Smoking damages health not only for smokers, but also for non-smokers. According to reliable estimates, some 140,000 people in Germany die every year as a consequence of their nicotine addiction. Furthermore, those who smoke are doing damage not only to themselves, but also to those around them. The number of victims of secondary smoking is estimated at 3,000 per year.

It is best not to start smoking in the first place. And those who have been lured by the advertising of the cigarette industry should be urgently advised to give up smoking -- the sooner the better. But that is not what the legal quarrel between the German government and the EU Commission is about.

The quarrel is about whether the EU exceeded its competences when it placed a ban on advertising tobacco products. The advocate general at the European Court of Justice (ECJ) already answered this question in the negative. And since the ECJ usually makes its rulings based on the advocate general's recommendation, the German case against the so-called advertising directive will hardly have a chance. This means it is highly probable that German newspapers and magazines will soon no longer be allowed to feature cigarette ads.

False argumentation

Gesundheit Rauchen Verbot in der U-Bahn
Smoking bans exist in the interest of public healthImage: AP

Now German Consumer Protection Minister Horst Seehofer does not even want to wait for the court ruling, which is expected in the fall. Instead, he wants to submit a bill implementing the EU tobacco advertising ban to the German parliament without delay. The circle of bill supporters in the parliament is growing from day to day.

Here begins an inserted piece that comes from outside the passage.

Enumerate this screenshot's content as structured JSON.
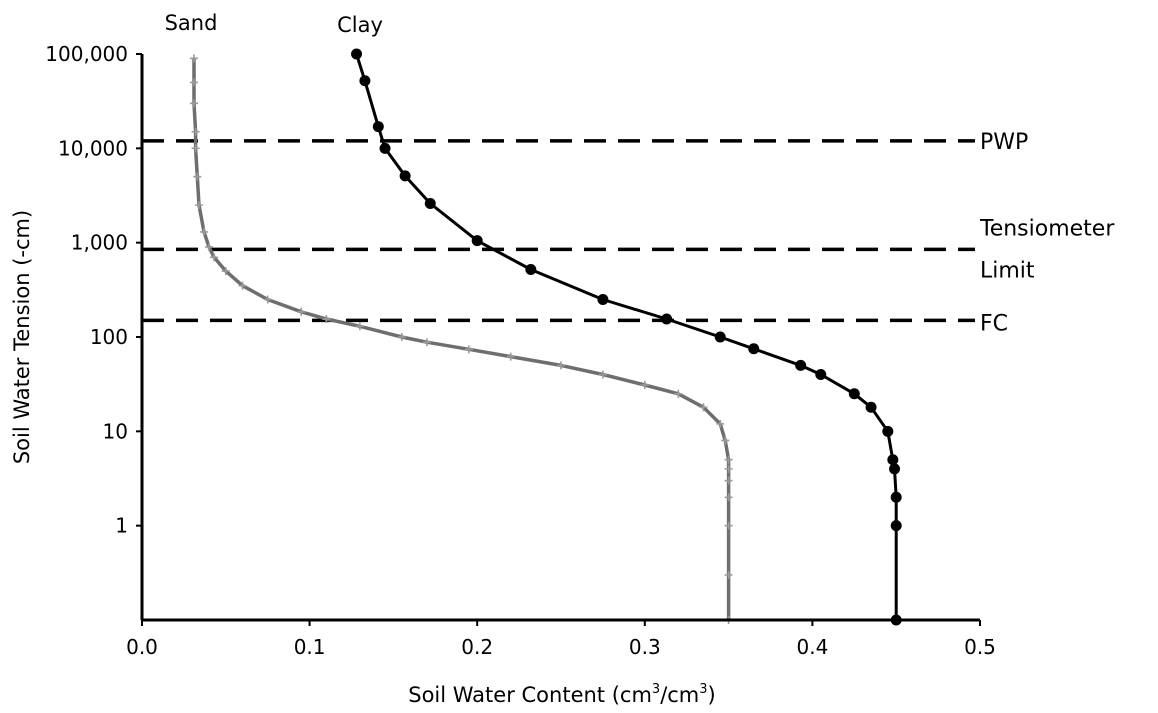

We should welcome the advertising ban in the interest of public health. But the EU Commission in Brussels is not at all responsible for health protection in the European Union; health policy lies within the competence of national governments. That is why the Commission did not make health protection into the subject of their advertising ban, but argued instead for the need of having common advertising rules on the European single market.

And although the Commission is by all means the competent authority for issues related to the European market, its argumentation is false because newspapers and magazines are national products. Only 1 percent of German newspapers and magazines are delivered to other EU member states. If they contain tobacco ads, that still doesn't destroy the European single market.

Half-hearted efforts

Frau mit Eis und Zigarette in Italien
Why ban cigarette ads but allow advertising of other unhealthy products?Image: AP

Additionally, if tobacco products are banned from being advertised, why not impose the same ban on advertising alcoholic drinks or sweets with extremely high sugar contents? What about highly motorized cars which endanger their drivers and others? And not only that: The advertising ban for tobacco products seems highly questionable considering that the EU annually spends a billion euros ($800 million) on tobacco cultivation in the member states. That should have been terminated a long time ago, but the EU Commission lacked the courage to face the strong agrarian lobby on this issue.

We should welcome those who act openly against smoking, especially as far as the protection of non-smokers is concerned -- which is exactly what the initiatives of the consumer protection minister and members of the parliament across partisan borders are trying to accomplish. For several years now, Germans have been enjoying a legally guaranteed right to a nicotine-free environment at work, but that has not applied to those working in bars and restaurants.

Minister Seehofer and numerous MPs are now planning to introduce a smoking ban in all public buildings, as is already the case in most EU countries. Aggressively protecting public health, in general, and non-smokers, in particular, is more honest than taking the backdoor approach with the help of competition law.